London's Banking Brothers Lazard are of the same international fiscal family as Lazard Frères of Paris. Normally French Communists and Socialists are accustomed to raise some of their loudest screams against the Regents of the Bank of France as the country's "real rulers and merciless exploiters"—and one of the Lazard partners is a Regent. Thus in France it was as if in Washington on the eve of an election President Roosevelt should turn to a potent private Wall Street firm for a $200,000,000 loan to which strings could be attached. In Paris the Communist Deputies and the Socialist cohorts of Léon Blum might have been expected to shriek "Lazard Money!" Instead they kept mouse-mum.

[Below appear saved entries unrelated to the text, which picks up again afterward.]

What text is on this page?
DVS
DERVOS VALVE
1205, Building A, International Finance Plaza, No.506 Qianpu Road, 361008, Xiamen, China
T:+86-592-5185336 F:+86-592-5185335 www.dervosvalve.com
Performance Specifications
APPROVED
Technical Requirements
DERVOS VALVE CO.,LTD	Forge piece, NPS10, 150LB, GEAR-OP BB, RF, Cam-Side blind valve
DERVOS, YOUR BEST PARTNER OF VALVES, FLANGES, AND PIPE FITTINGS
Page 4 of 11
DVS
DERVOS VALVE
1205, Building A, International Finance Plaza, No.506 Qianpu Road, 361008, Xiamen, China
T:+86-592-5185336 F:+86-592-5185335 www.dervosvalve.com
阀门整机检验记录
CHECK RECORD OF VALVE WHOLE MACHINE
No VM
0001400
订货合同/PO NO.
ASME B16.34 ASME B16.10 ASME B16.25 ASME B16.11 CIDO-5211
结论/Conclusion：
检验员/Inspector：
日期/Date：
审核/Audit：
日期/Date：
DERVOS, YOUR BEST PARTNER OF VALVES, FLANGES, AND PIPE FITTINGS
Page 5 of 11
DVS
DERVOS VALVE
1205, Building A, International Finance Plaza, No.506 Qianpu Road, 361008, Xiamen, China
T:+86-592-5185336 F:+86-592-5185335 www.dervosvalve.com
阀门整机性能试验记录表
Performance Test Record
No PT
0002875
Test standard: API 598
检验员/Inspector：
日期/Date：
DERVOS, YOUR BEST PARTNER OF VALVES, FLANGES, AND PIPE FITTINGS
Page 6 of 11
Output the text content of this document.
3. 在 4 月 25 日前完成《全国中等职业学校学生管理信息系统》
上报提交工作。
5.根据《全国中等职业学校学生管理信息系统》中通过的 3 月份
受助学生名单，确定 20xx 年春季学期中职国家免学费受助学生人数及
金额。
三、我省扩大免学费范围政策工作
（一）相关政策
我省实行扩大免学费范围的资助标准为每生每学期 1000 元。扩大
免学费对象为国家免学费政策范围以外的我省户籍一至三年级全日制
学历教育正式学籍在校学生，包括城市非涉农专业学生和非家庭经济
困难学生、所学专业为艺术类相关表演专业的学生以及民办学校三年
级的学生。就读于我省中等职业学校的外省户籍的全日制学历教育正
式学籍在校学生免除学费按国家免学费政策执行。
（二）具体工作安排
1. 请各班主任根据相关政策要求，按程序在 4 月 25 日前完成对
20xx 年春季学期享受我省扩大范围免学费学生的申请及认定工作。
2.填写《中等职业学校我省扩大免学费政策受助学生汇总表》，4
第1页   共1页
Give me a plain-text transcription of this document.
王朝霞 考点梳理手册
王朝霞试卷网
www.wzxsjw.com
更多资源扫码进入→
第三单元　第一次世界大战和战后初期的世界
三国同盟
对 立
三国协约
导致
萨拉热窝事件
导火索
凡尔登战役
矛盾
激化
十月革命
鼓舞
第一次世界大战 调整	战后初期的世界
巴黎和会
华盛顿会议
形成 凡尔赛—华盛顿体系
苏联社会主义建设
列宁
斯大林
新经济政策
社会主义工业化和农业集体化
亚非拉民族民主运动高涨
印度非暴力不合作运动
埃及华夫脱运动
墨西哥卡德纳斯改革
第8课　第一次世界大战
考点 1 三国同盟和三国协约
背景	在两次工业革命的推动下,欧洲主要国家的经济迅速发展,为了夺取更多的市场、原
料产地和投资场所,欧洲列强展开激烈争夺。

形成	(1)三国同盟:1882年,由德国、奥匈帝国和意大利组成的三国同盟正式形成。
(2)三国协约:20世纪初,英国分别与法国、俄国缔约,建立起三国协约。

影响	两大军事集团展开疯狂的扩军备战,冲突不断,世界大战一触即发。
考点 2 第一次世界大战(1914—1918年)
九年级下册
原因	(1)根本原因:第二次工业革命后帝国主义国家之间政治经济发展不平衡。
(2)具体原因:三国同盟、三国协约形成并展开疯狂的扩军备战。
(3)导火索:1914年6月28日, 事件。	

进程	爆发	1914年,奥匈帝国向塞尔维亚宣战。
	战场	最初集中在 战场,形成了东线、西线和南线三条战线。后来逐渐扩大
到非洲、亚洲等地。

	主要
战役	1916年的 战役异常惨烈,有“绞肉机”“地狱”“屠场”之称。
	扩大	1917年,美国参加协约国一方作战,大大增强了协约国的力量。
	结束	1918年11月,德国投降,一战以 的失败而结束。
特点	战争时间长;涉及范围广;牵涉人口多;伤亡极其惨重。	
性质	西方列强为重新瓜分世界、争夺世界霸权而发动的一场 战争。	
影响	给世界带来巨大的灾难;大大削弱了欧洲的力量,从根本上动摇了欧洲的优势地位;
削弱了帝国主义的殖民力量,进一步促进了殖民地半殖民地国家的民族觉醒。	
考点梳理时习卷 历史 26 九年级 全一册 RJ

To many observers the French economic spiral seemed to be scraping such anxious lows this week that once the election is out of the way—or even sooner—the shot-in-the-arm of "devaluation" may have to be resorted to. Rather than debate this crucial issue last week the highly-sexed French Chamber found time to work up a lather of excitement over "Hitler's Secret Loves" (see p. 21).

Into the teeth of Frenchmen who call rising Léon Blum "abominable"' his friends never tire of flinging the words with which France's late, great Wartime President Raymond Poincaré once greeted him when Deputy Blum re-entered the Chamber after a long absence. "You are very welcome here, Monsieur," said Raymond Poincaré, himself deeply learned and broadly cultured. "We have need of your light and your council, M. Blum. It is well for France that men like you should sit in the Chamber."

*In a passionate editorial last year Royalist Editor Charles Maurras proclaimed: "I make myself personally responsible for the assassination of Blum!" (TIME, Dec. 16).